TRANSPORTING AND RETRIEVING AWAY TEAMS
To commence safely transporting an away team, several conditions must be met. First, the target vessel must be within transporter
range. Second, you must have a direct line-of-sight with a downed shield facing on the target ship. Third, you must have sufficient
sensor lock strength to determine the class of the target vessel. If these conditions are met, you may begin the transport.
Transport occurs in groups of five to fifteen marines, depending upon the number of transport facilities aboard the ship.Typically, the
larger ships have more transporter facilities and are thus capable of higher transfer rates. A single group of marines, be it one marine
or the maximum number possible per group, takes six seconds to transport. Your Transporter Chief will automatically lower the
necessary shield face on your ship to facilitate the beam out, and will raise it once the full away team has been dispatched. If for some
reason the transport cannot be completed, such as the target pulls out of range or blocks the transporter lock with an active shield,
the remaining members of the away team will stay on standby in the transporter room(s) and will resume transport as soon as
conditions permit. You may only beam an away team to a single target at a time, but you may have multiple away teams active
concurrently. Retrieving your away teams is similar to transporting them out, and all the same conditions apply.

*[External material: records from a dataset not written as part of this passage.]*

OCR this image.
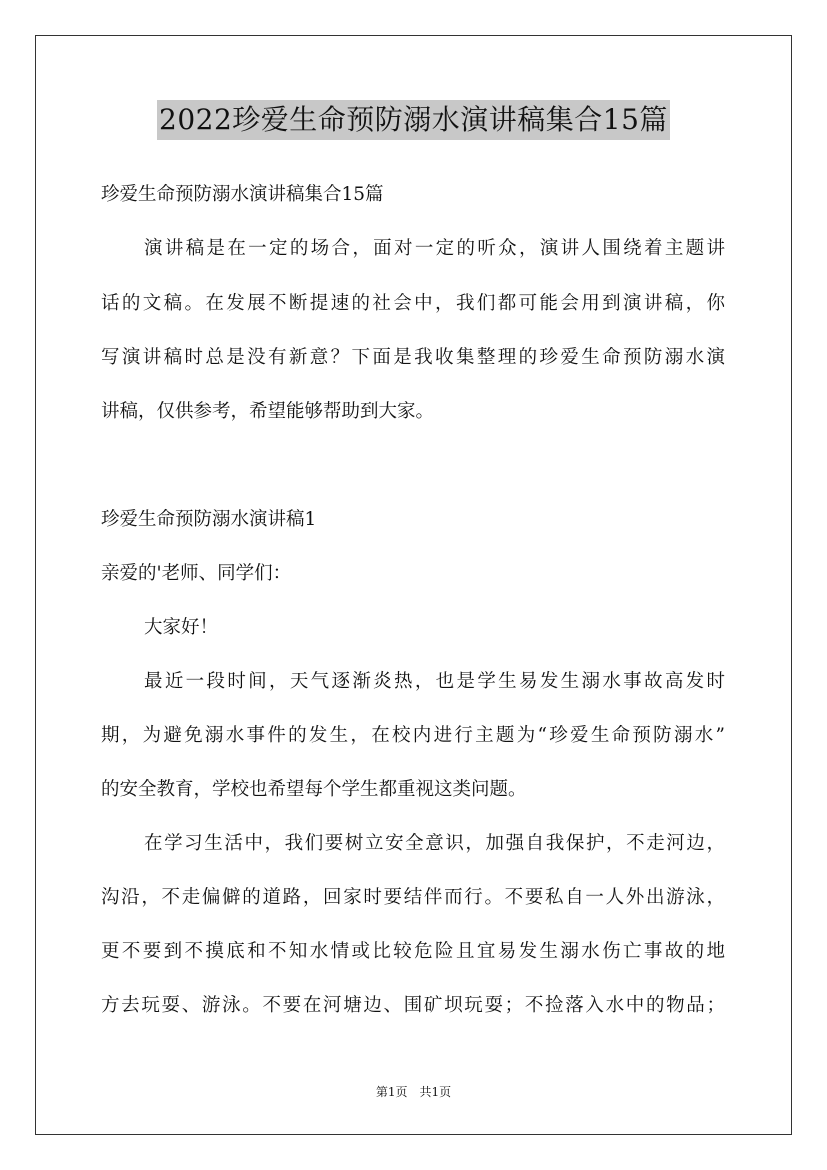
2022珍爱生命预防溺水演讲稿集合15篇
珍爱生命预防溺水演讲稿集合15篇
演讲稿是在一定的场合，面对一定的听众，演讲人围绕着主题讲
话的文稿。在发展不断提速的社会中，我们都可能会用到演讲稿，你
写演讲稿时总是没有新意？下面是我收集整理的珍爱生命预防溺水演
讲稿，仅供参考，希望能够帮助到大家。
珍爱生命预防溺水演讲稿1
亲爱的'老师、同学们：
大家好！
最近一段时间，天气逐渐炎热，也是学生易发生溺水事故高发时
期，为避免溺水事件的发生，在校内进行主题为“珍爱生命预防溺水”
的安全教育，学校也希望每个学生都重视这类问题。
在学习生活中，我们要树立安全意识，加强自我保护，不走河边，
沟沿，不走偏僻的道路，回家时要结伴而行。不要私自一人外出游泳，
更不要到不摸底和不知水情或比较危险且宜易发生溺水伤亡事故的地
方去玩耍、游泳。不要在河塘边、围矿坝玩耍；不捡落入水中的物品；
第1页　共1页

TRANSPORTER LOCK AND ACCIDENTS
During combat, it behooves every starship captain to prevent his ship from being boarded. Failing in this, the only other recourse is to
make the task of transporting as risky and as dangerous as possible. This can be done by interfering with the transporter’s ability to
lock in on a safe transport destination. Many things factor into the quality of a transporter lock. First, damage to your sensors can
introduce imprecision into the transport lock. Second, ECM of any kind, be it ship generated or naturally occurring,can severely hamper
accurate transporting. Third, range to target is a major factor. Transport locks can be improved by closing range and by boosting power
to the transporters system.
In cases where the transporter lock is less than one hundred percent, transporter operations may still be initiated but at some risk. For
each group of marines being transported, some may not rematerialise, be reassembled improperly, or materialise inside of another
object. It is up to you as the captain to determine if the benefits are worth it.
MEDICAL / SICKBAY
Crew casualties occur when the hull of your starship is damaged, or when enemy marines
board your ship, or if radiation penetrates the shields. These injured crewmembers are
classified in one of four conditions. In order from best to worse these classifications are:
active duty, wounded,critical, and dead. As the condition of injured crew changes they move
from their current classification to the next, degrading crew conditions shift down the list
towards dead. Healing crew shift up the list towards active duty. Thus, a critical crew
casualty will die if his condition worsens or shift to wounded status if he heals.
In order to save as many of their lives as possible and return them to active duty, power must
be allocated to the medical facilities in the ship’s sickbay.Activating sickbay power stabilises
the injured and enables the wounded and critical crew to heal. However, even in this age of
scientific and technological wonders, dead is dead. Sickbay power may be set to any one of
three status levels; Standby, Alert, and Emergency. Each level draws a larger amount of
power than the previous level but offers significant increases in healing rates. Standby is the basic setting, requiring the least amount
of power and healing crew at a modest rate. Alert requires significantly more power,but offers three times the healing rate of Standby.
Emergency is the most costly setting, but grants the greatest benefits. Emergency offers five times the healing rate of Standby. If
sickbay is not powered for some reason, it is destroyed, off-line, or simply shutdown,the condition of injured crew will gradually worsen
until all of the injured are dead.
CREW
It is often difficult to consider a starship’s crew as a system. Over time,they become your brothers, comrades who fight glorious battles
with you and bleed on the same distant battlefields as you. But, in the end, they are merely a resource to be used by the captain to
accomplish the goals of the Empire. They join the Imperial Navy to serve and die for the greater whole. While they are expendable, they
are nonetheless integral to the smooth operation of your vessel.
Starships are designed to operate best with a full complement of crew. A full crew is said to be at a staffing level of 100%.As casualties
occur, this staffing level is reduced, which has negative impacts on sensor and ECM operations, the effectiveness of the internal
security system, the tractor beam and transporter systems, shield reinforcement levels, and weapons recharge rates. Though these
systems are noticeably affected, by far the most serious affect of crew casualties is the reduction in your ship’s repair rate. (See
DAMAGE CONTROL for more information.)
As your crew completes missions, those who survive gain experience. The more crew that survives a mission, the higher the overall
experience level increases. This can and often does allow your ship to perform somewhat above its normal specifications. The items
that benefit from an experienced crew are the same systems and functions that suffer from crew losses; sensors, ECM, security,tractor
beam, transporters, shield reinforcement, weapons charge rates, and damage repair rates.